Готикана (ЛП)
Одно дело читать ее досье. Услышать анализ ее врача это то, в чем он нуждался, если у них имелся хоть какой-то шанс на будущее.
— Если бы вы спросили меня несколько лет назад, может ли параноидальный шизофреник вырастить ребенка в одиночку, не повредив его психику, я бы сказал «нет», — начал доктор. — Но Селеста Клемм не только воспитала Корвину сама, она была достаточно разумна, чтобы зарабатывать на жизнь, обучать ее на дому, учить всему, что ей нужно, чтобы быть самодостаточной, все время справляясь со своим собственным недиагностированным состоянием. Это одна из самых необычных вещей, которые я когда-либо слышал. Но с другой стороны, материнский инстинкт всегда был чем-то недоученным. Это очень сложный случай.

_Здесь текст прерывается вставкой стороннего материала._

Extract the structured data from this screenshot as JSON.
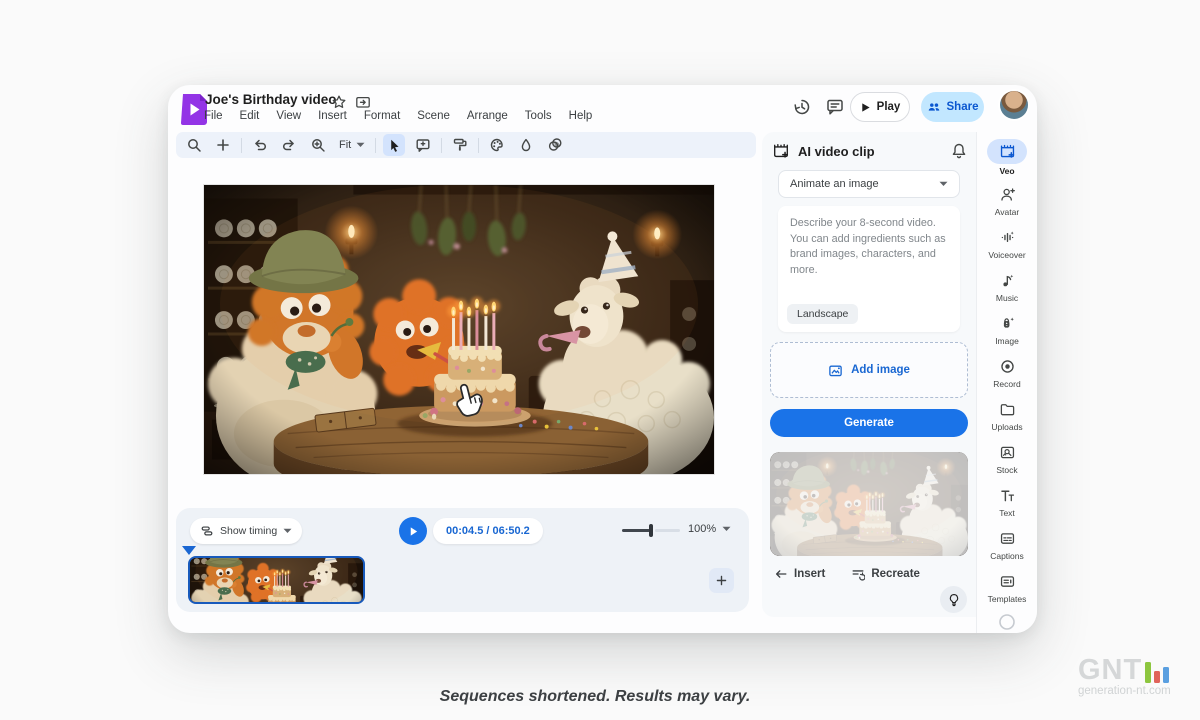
{
  "colors": {
    "accent_blue": "#1a73e8",
    "share_bg": "#c2e7ff",
    "selected_tool_bg": "#d3e3fd",
    "logo_purple": "#9334e6",
    "timeline_border": "#185abc"
  },
  "header": {
    "title": "Joe's Birthday video",
    "menus": [
      "File",
      "Edit",
      "View",
      "Insert",
      "Format",
      "Scene",
      "Arrange",
      "Tools",
      "Help"
    ],
    "actions": {
      "play": "Play",
      "share": "Share"
    },
    "icons": [
      "vids-logo",
      "star-icon",
      "move-folder-icon",
      "version-history-icon",
      "comments-icon",
      "avatar"
    ]
  },
  "toolbar": {
    "zoom_fit": "Fit",
    "selected_tool": "select-cursor",
    "icons": [
      "search-icon",
      "add-icon",
      "undo-icon",
      "redo-icon",
      "zoom-in-icon",
      "select-cursor-icon",
      "add-comment-icon",
      "paint-format-icon",
      "palette-icon",
      "background-icon",
      "transparency-icon"
    ]
  },
  "ai_panel": {
    "title": "AI video clip",
    "mode_selected": "Animate an image",
    "prompt_placeholder": "Describe your 8-second video. You can add ingredients such as brand images, characters, and more.",
    "aspect_chip": "Landscape",
    "add_image": "Add image",
    "generate": "Generate",
    "insert": "Insert",
    "recreate": "Recreate"
  },
  "sidebar": {
    "items": [
      {
        "label": "Veo",
        "icon": "veo-clip-icon",
        "selected": true
      },
      {
        "label": "Avatar",
        "icon": "avatar-add-icon",
        "selected": false
      },
      {
        "label": "Voiceover",
        "icon": "voiceover-icon",
        "selected": false
      },
      {
        "label": "Music",
        "icon": "music-icon",
        "selected": false
      },
      {
        "label": "Image",
        "icon": "image-gen-icon",
        "selected": false
      },
      {
        "label": "Record",
        "icon": "record-icon",
        "selected": false
      },
      {
        "label": "Uploads",
        "icon": "uploads-folder-icon",
        "selected": false
      },
      {
        "label": "Stock",
        "icon": "stock-media-icon",
        "selected": false
      },
      {
        "label": "Text",
        "icon": "text-icon",
        "selected": false
      },
      {
        "label": "Captions",
        "icon": "captions-icon",
        "selected": false
      },
      {
        "label": "Templates",
        "icon": "templates-icon",
        "selected": false
      }
    ]
  },
  "transport": {
    "show_timing": "Show timing",
    "time_display": "00:04.5 / 06:50.2",
    "zoom_level": "100%"
  },
  "footer": {
    "caption": "Sequences shortened. Results may vary."
  },
  "watermark": {
    "brand": "GNT",
    "domain": "generation-nt.com"
  }
}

Вад кивнул, желая, чтобы доктор продолжил, желая, чтобы он добрался до гребаной точки и сказал ему, что с ней все в порядке.
— Корвина сейчас в полном порядке, — сказал доктор Детта, возвращая воздух в легкие Вада.
Тиски на его груди слегка ослабли, челюсти разжались.
— С ней все в порядке, — выдохнул он с облегчением.
— Да, но в будущем она может и не быть в порядке, — сказал ему доктор. — Поскольку оба ее родителя шизофреники, у нее гораздо больше шансов в будущем. Я беспокоюсь главным образом о том, чтобы понять, как этот неизвестный препарат повлиял на нее, были ли вызваны им слуховые галлюцинации на крыше и могли ли они спровоцировать ее психоз. Сейчас вокруг нее слишком много переменных.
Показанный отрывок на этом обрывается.